The fact that you get a list of probabilities back and and no definite "answer" from the model seems like a decent counterargument to the idea that LLMs are or could be conscious in some way. When you look at output from an LLM, a lot of the time you aren't even going to be seeing the most likely token. Also, fun fact: When you feed a prompt to a model, it comes up with a list of probabilities just like when you're asking it for a response. However, those probabilities are just thrown away except for the result after processing the very last prompt token.
Example Output
Prompt in bold. So, are the dragons tree snakes or dogs? The world may never know!
* Loading tokenizer from: ./20B_tokenizer.json
* Loading model from: ./RWKV-4-Pile-430M-20220808-8066.safetensors
* Discovering model structure.
- Loading layer 1/24
[...]
- Loading layer 24/24
* Loading non-layer tensors.
* Loaded: layers=24, embed=1024, vocab=50277
In a shocking finding, scientist discovered a herd of dragons living in a remote, previously unexplored valley, in Tibet. Even more surprising to the researchers was the fact that the dragons spoke perfect Chinese.
These dragons all spoke different dialects and these dialects didn’t match the dogs' native language.
In an attempt to decipher what these dragons spoke, they called the dragons and found that their language was different from human.
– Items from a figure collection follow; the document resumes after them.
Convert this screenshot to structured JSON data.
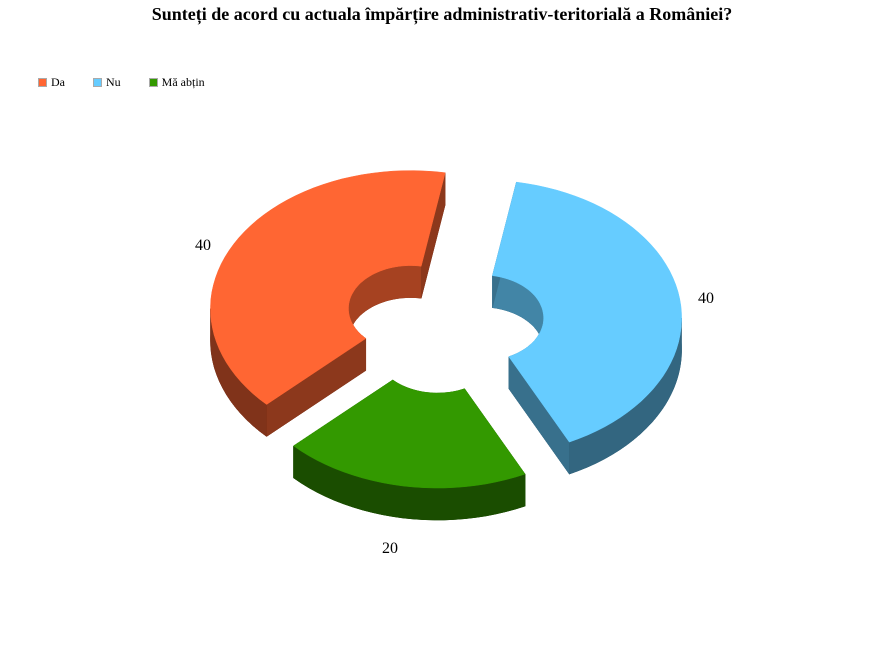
{
  "chart_data": {
    "type": "pie",
    "variant": "3d-exploded-donut",
    "title": "Sunteți de acord cu actuala împărțire administrativ-teritorială a României?",
    "legend_position": "top-left",
    "categories": [
      "Da",
      "Nu",
      "Mă abțin"
    ],
    "values": [
      40,
      40,
      20
    ],
    "data_labels": [
      "40",
      "40",
      "20"
    ],
    "colors": [
      "#ff6633",
      "#66ccff",
      "#339900"
    ]
  }
}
"The Dragons understood human words and more precisely human languages. The dragons spoke the human language. They also understood the rules for Chinese,” the research team told Mongabay.
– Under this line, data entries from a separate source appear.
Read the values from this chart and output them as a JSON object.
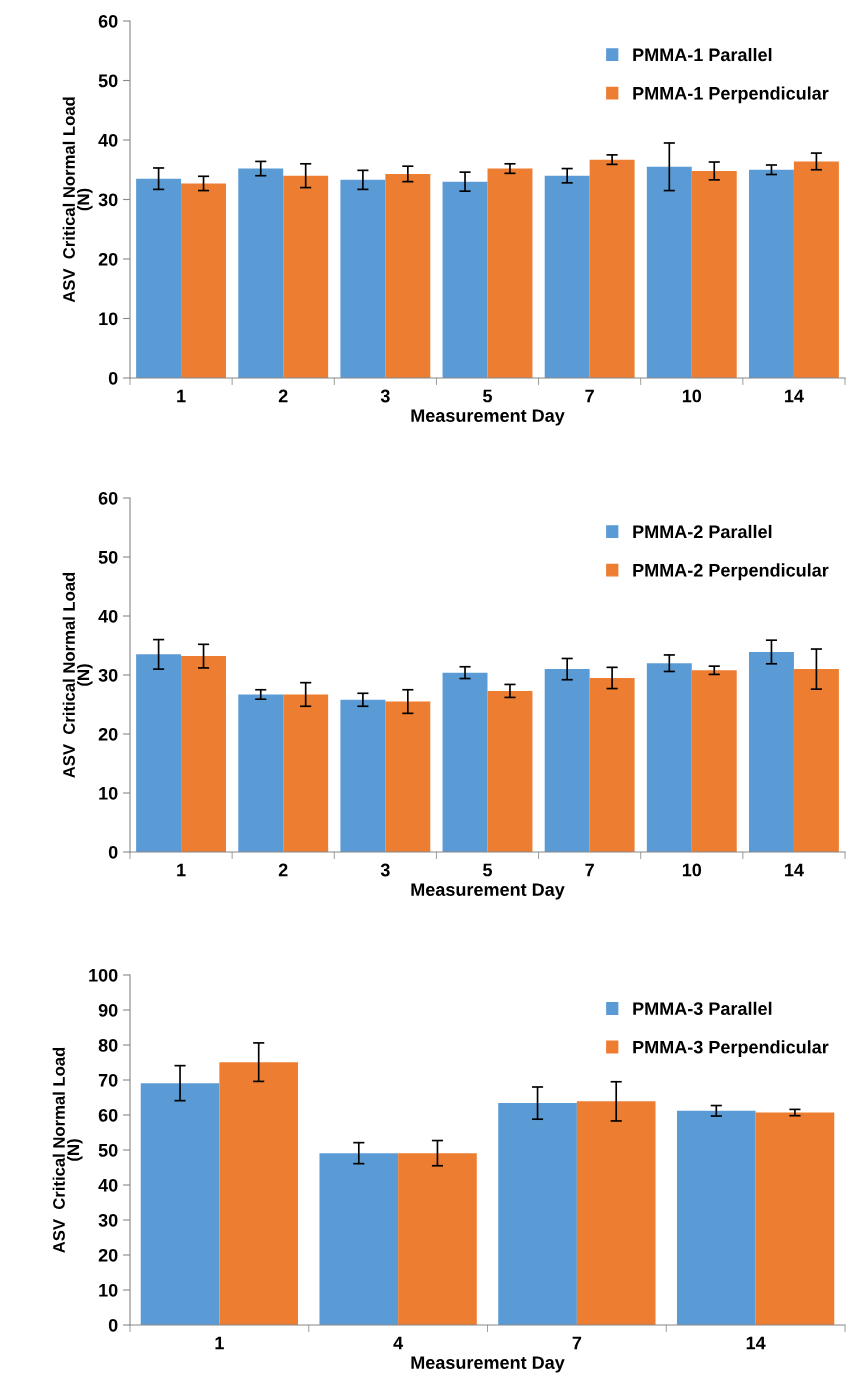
{
  "chart_data": [
    {
      "type": "bar",
      "xlabel": "Measurement Day",
      "ylabel": "ASV  Critical Normal Load\n(N)",
      "categories": [
        "1",
        "2",
        "3",
        "5",
        "7",
        "10",
        "14"
      ],
      "ylim": [
        0,
        60
      ],
      "yticks": [
        0,
        10,
        20,
        30,
        40,
        50,
        60
      ],
      "legend": "top right",
      "grid": false,
      "series": [
        {
          "name": "PMMA-1 Parallel",
          "color": "#5b9bd5",
          "values": [
            33.5,
            35.2,
            33.3,
            33,
            34,
            35.5,
            35
          ],
          "errors": [
            1.8,
            1.2,
            1.6,
            1.6,
            1.2,
            4,
            0.8
          ]
        },
        {
          "name": "PMMA-1 Perpendicular",
          "color": "#ed7d31",
          "values": [
            32.7,
            34,
            34.3,
            35.2,
            36.7,
            34.8,
            36.4
          ],
          "errors": [
            1.2,
            2,
            1.3,
            0.8,
            0.8,
            1.5,
            1.4
          ]
        }
      ]
    },
    {
      "type": "bar",
      "xlabel": "Measurement Day",
      "ylabel": "ASV  Critical Normal Load\n(N)",
      "categories": [
        "1",
        "2",
        "3",
        "5",
        "7",
        "10",
        "14"
      ],
      "ylim": [
        0,
        60
      ],
      "yticks": [
        0,
        10,
        20,
        30,
        40,
        50,
        60
      ],
      "legend": "top right",
      "grid": false,
      "series": [
        {
          "name": "PMMA-2 Parallel",
          "color": "#5b9bd5",
          "values": [
            33.5,
            26.7,
            25.8,
            30.4,
            31,
            32,
            33.9
          ],
          "errors": [
            2.5,
            0.8,
            1.1,
            1,
            1.8,
            1.4,
            2
          ]
        },
        {
          "name": "PMMA-2 Perpendicular",
          "color": "#ed7d31",
          "values": [
            33.2,
            26.7,
            25.5,
            27.3,
            29.5,
            30.8,
            31
          ],
          "errors": [
            2,
            2,
            2,
            1.1,
            1.8,
            0.7,
            3.4
          ]
        }
      ]
    },
    {
      "type": "bar",
      "xlabel": "Measurement Day",
      "ylabel": "ASV  Critical Normal Load\n(N)",
      "categories": [
        "1",
        "4",
        "7",
        "14"
      ],
      "ylim": [
        0,
        100
      ],
      "yticks": [
        0,
        10,
        20,
        30,
        40,
        50,
        60,
        70,
        80,
        90,
        100
      ],
      "legend": "top right",
      "grid": false,
      "series": [
        {
          "name": "PMMA-3 Parallel",
          "color": "#5b9bd5",
          "values": [
            69.1,
            49.1,
            63.4,
            61.2
          ],
          "errors": [
            5,
            3,
            4.6,
            1.5
          ]
        },
        {
          "name": "PMMA-3 Perpendicular",
          "color": "#ed7d31",
          "values": [
            75.1,
            49.1,
            63.9,
            60.7
          ],
          "errors": [
            5.5,
            3.6,
            5.6,
            0.9
          ]
        }
      ]
    }
  ]
}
By conducting the research, they are hoping to shed light on the mysterious history of the dragons in the remote, remote regions of the world, especially in Tibet.
The research project, published in the journal Open Science, also shows that dragons are, in fact, reptiles, or a.k.a. tree snakes.
Dragon, not snake
According to the research team, the dragons found in Tibet are a race of dogs, not a reptile.
While the research team was still unable to come up with any explanation as to why these dragons live in Tibet, it was previously believed that they were most likely present on land near the Tibetan plateau.
"The dragons live there as part of the great Qinghai-Tibet Plateau that is almost completely undisturbed and the entire Qinghai-Tibet plateau was gradually converted to an agricultural state. Therefore, they have a distinctive pattern of chewing on the trees, and probably the animals are not too big to be kept in nature," the researchers explained.